Le déambulateur à roues répartit l’appui sur les deux avant-bras via des plateformes rembourrées, ce qui réduit la pression sur les poignets par rapport aux poignées de béquilles. Les modèles avec appui antébrachial évitent toute flexion du poignet puisque l’avant-bras repose à plat.
Accessoires pour réduire la pression sur les poignets
Pour ceux qui doivent malgré tout conserver leurs béquilles, des accessoires existent. Les sur-grips en gel ou en mousse épaisse augmentent le diamètre de la poignée, ce qui diminue la force de préhension nécessaire. Des gants rembourrés protègent la paume et absorbent une partie des vibrations à chaque appui au sol.
Certains modèles de béquilles proposent des poignées ergonomiques orientées à un angle qui maintient le poignet en position neutre. Ce type de poignée réduit la contrainte sur le canal carpien par rapport aux poignées droites standard.

Signes d’alerte : quand consulter sans attendre
Une douleur modérée aux poignets pendant les premiers jours d’utilisation des béquilles peut relever de l’adaptation musculaire. En revanche, certains signes imposent une réévaluation rapide du matériel ou de la prise en charge.

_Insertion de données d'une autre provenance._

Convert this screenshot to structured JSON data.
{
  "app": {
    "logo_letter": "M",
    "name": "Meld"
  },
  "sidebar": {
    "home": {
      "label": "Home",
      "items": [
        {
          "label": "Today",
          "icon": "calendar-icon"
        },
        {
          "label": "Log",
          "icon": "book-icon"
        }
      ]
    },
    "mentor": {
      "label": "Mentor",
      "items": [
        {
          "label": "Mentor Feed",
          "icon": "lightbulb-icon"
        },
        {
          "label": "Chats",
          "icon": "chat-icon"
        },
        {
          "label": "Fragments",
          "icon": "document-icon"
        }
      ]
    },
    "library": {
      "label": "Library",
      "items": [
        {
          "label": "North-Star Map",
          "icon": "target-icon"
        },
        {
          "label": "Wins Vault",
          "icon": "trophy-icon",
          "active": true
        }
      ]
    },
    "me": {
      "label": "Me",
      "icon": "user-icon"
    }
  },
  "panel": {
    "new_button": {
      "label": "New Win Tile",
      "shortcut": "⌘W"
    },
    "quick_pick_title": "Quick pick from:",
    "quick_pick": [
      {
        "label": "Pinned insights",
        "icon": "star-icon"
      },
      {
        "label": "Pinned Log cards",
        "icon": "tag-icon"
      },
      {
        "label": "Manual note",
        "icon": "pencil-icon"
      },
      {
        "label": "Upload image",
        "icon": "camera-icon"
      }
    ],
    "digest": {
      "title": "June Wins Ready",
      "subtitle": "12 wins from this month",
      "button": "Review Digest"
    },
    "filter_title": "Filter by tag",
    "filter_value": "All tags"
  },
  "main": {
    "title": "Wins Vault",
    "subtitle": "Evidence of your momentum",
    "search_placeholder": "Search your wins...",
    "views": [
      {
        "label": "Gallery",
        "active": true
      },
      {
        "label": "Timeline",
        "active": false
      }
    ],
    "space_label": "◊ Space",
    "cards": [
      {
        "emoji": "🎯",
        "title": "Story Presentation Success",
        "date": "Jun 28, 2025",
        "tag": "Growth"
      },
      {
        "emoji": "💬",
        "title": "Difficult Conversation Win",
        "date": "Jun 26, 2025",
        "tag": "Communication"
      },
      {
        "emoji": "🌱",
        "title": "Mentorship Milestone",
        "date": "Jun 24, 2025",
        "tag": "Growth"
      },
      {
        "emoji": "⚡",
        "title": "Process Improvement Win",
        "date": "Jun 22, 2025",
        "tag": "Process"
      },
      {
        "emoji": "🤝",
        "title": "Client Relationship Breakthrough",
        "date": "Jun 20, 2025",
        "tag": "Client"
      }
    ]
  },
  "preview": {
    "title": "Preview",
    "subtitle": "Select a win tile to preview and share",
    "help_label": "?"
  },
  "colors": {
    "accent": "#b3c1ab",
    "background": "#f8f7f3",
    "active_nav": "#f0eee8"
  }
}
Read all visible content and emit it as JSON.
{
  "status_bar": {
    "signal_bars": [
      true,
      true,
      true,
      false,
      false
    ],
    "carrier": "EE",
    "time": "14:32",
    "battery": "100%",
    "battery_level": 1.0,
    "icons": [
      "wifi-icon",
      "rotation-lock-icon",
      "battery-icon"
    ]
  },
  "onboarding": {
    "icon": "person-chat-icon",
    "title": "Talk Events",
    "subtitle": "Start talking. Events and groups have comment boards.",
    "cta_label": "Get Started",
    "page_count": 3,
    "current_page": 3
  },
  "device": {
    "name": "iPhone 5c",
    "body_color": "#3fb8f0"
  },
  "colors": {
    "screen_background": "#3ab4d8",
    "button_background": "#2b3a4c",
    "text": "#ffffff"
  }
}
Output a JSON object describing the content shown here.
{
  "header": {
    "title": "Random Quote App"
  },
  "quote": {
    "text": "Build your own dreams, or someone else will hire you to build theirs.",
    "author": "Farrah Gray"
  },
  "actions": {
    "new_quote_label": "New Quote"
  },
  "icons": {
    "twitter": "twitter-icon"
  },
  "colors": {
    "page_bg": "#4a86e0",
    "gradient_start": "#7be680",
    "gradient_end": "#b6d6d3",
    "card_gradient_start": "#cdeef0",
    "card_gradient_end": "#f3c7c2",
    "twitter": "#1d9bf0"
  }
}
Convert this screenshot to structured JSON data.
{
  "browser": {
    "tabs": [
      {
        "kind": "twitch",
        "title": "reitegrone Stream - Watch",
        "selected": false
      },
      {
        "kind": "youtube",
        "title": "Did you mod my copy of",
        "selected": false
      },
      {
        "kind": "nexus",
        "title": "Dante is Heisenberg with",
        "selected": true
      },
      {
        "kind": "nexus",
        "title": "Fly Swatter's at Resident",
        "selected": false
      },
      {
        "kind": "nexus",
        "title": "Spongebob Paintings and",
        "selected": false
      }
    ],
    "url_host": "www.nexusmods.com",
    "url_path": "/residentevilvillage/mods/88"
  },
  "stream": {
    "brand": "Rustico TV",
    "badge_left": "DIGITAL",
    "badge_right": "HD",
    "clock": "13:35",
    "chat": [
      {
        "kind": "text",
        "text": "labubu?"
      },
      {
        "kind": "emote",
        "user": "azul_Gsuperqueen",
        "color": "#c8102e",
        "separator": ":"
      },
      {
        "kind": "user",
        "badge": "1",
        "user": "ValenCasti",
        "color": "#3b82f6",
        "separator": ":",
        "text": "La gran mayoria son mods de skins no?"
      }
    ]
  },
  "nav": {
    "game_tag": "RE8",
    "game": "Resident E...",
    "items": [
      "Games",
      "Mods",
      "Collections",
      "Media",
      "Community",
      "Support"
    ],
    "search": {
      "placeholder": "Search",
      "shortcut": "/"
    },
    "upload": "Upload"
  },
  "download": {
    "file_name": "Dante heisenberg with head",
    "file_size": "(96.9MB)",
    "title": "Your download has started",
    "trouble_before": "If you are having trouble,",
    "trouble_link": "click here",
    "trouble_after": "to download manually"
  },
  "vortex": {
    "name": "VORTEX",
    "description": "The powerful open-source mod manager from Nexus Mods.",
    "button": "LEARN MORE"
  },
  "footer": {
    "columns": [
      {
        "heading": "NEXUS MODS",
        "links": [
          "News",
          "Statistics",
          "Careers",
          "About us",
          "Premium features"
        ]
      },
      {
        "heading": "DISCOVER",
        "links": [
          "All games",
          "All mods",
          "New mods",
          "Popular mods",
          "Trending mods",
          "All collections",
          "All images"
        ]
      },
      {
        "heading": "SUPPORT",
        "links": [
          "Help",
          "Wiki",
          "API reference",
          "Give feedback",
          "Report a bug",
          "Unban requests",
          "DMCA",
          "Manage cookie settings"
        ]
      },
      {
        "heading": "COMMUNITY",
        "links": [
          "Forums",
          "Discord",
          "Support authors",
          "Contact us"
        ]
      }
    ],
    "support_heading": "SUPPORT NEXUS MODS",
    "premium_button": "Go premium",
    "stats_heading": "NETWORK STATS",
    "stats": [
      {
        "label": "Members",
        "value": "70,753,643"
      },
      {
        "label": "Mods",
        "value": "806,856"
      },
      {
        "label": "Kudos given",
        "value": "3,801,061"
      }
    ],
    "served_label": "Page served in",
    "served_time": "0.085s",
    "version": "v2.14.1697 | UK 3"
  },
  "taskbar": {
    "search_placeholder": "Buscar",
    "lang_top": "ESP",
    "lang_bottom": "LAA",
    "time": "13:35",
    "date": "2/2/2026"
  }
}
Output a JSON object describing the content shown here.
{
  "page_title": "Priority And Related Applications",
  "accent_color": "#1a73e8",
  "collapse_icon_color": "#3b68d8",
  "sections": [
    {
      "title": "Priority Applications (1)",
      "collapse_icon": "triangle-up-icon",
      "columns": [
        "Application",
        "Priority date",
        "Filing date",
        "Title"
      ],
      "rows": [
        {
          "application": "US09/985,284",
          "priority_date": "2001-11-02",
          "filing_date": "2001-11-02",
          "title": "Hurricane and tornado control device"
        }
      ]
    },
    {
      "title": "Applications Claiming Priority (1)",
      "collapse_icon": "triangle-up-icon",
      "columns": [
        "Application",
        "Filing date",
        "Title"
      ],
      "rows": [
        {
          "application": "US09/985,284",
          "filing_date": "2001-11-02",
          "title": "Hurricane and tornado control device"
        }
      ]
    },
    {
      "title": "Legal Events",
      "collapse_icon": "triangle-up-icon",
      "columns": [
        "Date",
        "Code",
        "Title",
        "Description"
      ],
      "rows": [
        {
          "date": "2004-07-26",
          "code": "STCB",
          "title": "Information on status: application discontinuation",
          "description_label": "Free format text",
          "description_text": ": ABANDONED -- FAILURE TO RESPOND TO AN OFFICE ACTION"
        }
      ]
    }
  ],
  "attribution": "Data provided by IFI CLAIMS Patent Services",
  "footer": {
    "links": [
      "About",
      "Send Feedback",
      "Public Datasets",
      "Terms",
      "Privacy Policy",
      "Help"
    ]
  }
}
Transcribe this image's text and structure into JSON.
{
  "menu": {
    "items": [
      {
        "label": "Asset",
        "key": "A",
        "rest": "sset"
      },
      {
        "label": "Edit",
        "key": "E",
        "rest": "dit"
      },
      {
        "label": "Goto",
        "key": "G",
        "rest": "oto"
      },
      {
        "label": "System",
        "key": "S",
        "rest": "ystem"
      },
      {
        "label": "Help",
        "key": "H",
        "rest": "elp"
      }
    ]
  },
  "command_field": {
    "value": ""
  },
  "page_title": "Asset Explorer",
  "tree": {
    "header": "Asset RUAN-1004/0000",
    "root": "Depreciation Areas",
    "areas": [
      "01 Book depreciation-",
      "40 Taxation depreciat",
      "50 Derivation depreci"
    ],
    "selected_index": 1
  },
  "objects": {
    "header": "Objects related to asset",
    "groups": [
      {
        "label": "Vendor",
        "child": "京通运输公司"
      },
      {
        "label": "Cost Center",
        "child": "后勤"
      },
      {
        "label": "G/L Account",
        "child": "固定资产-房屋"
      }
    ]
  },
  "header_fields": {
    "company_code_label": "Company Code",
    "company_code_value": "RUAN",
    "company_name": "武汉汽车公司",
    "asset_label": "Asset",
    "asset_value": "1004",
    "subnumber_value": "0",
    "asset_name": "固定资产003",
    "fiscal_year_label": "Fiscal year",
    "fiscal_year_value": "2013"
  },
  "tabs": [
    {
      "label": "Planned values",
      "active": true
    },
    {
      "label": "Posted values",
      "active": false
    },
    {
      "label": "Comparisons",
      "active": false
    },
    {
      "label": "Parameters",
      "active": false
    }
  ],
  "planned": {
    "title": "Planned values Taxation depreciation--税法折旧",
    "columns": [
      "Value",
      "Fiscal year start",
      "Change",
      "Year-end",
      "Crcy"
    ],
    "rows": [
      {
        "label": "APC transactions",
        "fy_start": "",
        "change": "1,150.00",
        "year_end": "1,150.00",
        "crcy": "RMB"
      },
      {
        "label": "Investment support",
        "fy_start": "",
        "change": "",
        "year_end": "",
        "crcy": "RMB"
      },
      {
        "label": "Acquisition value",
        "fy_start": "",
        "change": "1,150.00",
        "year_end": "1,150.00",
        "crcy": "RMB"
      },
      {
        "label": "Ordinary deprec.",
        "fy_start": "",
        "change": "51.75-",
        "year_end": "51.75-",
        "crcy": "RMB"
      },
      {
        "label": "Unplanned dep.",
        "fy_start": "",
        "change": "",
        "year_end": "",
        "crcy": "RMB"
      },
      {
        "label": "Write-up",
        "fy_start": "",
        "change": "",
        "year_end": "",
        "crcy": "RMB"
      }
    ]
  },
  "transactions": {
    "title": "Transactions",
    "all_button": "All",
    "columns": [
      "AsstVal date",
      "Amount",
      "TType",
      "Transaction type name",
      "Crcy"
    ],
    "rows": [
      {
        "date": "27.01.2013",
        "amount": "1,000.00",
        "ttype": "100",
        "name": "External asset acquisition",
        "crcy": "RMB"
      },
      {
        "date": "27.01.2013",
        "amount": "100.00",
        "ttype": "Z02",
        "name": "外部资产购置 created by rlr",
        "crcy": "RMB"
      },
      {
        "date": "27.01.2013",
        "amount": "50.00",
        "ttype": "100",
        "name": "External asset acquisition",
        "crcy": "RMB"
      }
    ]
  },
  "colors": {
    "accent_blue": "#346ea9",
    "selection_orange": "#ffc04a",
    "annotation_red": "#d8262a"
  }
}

- Engourdissement ou fourmillements dans les doigts ou la paume, signe possible de compression nerveuse au niveau du canal carpien ou du nerf ulnaire
- Faiblesse soudaine de la main, difficulté à saisir un objet ou à tourner une poignée de porte
- Changement de couleur de la main (pâleur, bleuissement), qui peut indiquer un problème circulatoire lié à la compression
- Douleur qui s’aggrave au fil des jours malgré un réglage correct et une technique adaptée
Ces signes justifient un rendez-vous avec le médecin traitant ou le kinésithérapeute qui a prescrit les béquilles. Une adaptation clinique de l’aide à la marche peut être nécessaire pour passer à un autre dispositif ou modifier la rééducation en cours.
La prise en charge de cette double contrainte (jambe blessée et poignets douloureux) relève d’un raisonnement individuel. Le type de blessure au membre inférieur, le degré d’appui autorisé, la pathologie du poignet et la durée prévue d’utilisation des béquilles déterminent la meilleure solution. Un professionnel de santé peut tester plusieurs configurations en consultation et identifier celle qui préserve les poignets sans compromettre la mobilité.